The Pew Research Center found in 2014 that the wealth of white households had reached 13 times the median wealth of black households, compared with eight times the wealth in 2010. That was the largest gap since 1989, when it was 17-to-1. The gap between white and Latino households was smaller, but still significant. Pew’s study showed that white household net worth had held steady after the recession, while that of black households continued a slide dating back to 2004. Latino family net worth peaked in 2007 and has declined since then.

Underlying this gap in wealth is a gap in homeownership, according to Thomas Shapiro and colleagues at Brandeis University’s Institute on Assets and Social Policy. They determined that the racial gap in median net worth tripled from 1984 to 2009, expanding to $236,000 from $85,000. Much of the difference was home equity, which gave home-owning families a leg up in helping relatives with down payments, lowering the cost of borrowing and improving access to credit, Shapiro found. And though some of these advantages were eroded by the housing crash, many long-term homeowners were still able to weather the storm better than renters.

The divergence in home ownership rates was stark, Shapiro’s team found using 2011 figures: About 73% of white households owned their homes, compared with only 45% among black households and 47% among Latinos.

 

Had homeownership rates merely matched each other, black household net worth would be 450% higher and Latino wealth 350% higher. “If public policy successfully eliminated racial disparities in homeownership rates,” Shapiro and his colleagues observed, “median Black wealth would grow $32,113 and the wealth gap between Black and White households would shrink 31 percent.”

Reducing the homeownership and thereby the wealth gap can be done, but requires aggressive federal policies.
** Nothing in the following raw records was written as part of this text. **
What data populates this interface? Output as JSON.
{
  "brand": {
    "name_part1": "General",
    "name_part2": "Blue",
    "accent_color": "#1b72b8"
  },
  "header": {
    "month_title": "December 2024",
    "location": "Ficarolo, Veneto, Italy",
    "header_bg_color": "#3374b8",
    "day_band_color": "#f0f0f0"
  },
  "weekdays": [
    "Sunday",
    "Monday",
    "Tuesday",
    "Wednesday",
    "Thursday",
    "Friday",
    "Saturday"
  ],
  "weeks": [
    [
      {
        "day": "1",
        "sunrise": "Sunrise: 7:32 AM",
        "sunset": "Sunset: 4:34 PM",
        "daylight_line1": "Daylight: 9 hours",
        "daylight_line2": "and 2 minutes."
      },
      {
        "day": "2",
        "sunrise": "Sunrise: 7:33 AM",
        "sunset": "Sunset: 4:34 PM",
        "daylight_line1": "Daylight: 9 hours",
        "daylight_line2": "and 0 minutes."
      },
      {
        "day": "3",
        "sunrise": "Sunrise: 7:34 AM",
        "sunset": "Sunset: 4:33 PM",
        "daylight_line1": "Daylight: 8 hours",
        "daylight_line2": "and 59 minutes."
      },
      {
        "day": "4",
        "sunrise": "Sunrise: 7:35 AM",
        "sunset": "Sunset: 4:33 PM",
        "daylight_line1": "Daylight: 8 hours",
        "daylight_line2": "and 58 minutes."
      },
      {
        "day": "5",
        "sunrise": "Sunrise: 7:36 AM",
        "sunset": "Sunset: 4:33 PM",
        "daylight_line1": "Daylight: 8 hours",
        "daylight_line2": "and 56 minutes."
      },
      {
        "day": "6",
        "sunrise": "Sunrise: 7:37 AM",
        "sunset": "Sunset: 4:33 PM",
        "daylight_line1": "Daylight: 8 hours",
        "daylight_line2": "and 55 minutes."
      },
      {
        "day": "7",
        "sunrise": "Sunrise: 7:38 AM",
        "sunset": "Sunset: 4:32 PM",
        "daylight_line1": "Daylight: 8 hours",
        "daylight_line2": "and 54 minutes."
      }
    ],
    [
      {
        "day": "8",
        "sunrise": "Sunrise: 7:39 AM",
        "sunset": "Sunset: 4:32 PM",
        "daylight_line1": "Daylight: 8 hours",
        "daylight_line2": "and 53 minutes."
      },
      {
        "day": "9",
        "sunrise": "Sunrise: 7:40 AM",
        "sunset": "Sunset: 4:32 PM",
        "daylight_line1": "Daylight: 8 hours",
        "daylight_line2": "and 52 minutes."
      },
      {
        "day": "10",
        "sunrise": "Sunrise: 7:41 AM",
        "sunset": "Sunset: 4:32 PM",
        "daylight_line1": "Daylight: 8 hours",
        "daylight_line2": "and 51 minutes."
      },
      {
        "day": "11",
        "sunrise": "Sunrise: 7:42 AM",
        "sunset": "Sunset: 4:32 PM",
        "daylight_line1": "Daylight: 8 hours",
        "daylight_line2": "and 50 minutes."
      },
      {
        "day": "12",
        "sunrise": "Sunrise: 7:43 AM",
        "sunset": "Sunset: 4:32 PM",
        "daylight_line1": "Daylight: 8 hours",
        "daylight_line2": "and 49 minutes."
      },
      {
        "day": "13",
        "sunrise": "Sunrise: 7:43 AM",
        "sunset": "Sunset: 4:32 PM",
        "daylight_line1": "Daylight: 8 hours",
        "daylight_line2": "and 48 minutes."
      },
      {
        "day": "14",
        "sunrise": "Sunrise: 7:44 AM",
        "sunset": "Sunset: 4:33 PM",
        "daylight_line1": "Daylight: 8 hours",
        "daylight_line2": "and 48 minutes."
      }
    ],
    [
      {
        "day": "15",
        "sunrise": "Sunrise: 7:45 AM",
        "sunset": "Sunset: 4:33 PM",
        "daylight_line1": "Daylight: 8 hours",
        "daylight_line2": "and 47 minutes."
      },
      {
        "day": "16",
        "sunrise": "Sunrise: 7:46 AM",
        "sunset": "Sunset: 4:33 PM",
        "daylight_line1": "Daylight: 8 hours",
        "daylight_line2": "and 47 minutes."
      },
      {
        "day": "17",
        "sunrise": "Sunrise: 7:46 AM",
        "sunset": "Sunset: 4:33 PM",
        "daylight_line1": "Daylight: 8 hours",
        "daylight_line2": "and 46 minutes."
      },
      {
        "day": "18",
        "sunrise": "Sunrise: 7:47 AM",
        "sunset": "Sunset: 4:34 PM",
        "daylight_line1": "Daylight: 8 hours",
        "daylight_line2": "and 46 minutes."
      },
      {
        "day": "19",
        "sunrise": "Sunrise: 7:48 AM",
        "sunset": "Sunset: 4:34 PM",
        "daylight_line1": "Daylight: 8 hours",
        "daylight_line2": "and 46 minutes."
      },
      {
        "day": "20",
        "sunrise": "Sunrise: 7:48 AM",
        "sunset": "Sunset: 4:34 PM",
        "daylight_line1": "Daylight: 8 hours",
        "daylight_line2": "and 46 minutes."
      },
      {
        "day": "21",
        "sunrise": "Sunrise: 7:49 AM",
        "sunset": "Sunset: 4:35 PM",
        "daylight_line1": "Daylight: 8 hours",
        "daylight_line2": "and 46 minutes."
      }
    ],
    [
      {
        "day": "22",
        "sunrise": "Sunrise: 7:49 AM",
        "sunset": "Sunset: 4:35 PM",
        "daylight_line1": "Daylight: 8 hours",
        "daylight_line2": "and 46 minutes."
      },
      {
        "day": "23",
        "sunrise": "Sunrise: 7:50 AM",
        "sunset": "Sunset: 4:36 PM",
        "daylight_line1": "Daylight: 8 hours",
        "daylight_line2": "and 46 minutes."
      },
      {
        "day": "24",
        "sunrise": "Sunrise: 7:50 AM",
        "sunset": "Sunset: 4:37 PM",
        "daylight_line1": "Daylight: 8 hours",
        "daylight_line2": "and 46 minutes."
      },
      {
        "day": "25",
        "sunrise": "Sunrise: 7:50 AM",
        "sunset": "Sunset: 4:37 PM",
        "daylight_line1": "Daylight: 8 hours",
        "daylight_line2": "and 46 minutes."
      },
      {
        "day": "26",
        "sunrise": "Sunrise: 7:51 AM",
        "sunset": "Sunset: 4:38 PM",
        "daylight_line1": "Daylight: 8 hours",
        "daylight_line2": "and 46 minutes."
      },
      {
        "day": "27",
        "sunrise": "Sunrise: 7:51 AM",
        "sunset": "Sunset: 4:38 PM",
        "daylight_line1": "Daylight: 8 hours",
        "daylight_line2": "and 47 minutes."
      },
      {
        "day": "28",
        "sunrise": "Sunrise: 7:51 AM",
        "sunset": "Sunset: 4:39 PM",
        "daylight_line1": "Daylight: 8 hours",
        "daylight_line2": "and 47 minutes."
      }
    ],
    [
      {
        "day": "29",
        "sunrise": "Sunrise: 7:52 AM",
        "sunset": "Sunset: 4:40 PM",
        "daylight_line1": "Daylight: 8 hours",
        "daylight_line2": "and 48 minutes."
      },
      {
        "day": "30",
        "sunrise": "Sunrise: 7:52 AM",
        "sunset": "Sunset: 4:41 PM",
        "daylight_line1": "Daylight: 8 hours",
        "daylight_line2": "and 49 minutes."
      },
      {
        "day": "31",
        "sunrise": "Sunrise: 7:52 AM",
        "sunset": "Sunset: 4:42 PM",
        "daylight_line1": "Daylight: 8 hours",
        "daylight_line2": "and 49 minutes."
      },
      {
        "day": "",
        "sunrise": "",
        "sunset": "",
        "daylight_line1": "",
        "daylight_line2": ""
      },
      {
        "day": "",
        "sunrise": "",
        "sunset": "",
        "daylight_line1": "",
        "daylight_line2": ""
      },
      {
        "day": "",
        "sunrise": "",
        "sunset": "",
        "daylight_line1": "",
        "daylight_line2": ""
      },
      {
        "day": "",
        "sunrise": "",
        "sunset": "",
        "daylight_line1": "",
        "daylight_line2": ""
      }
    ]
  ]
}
Among those spotlighted by Shapiro are strict enforcement of housing anti-discrimination laws; segregation limits the value gains in homes in black neighborhoods, while black and Latino families still face obstacles to moving into predominantly white areas. Fannie Mae and Freddie Mac should be encouraged to reduce principal and make other modifications to homeowners struggling with mortgage burdens in the wake of the housing crash; black and Latino families would be beneficiaries of such policies, which would help them preserve their home equity.

The most important step for Americans in coming to grips with the nation’s racial heritage is recognizing that its social aspects are intertwined with its economics. As long as we fail to recognize the profound obstacles confronting black and Latino Americans in finding jobs and accumulating wealth, the social disparities will never disappear.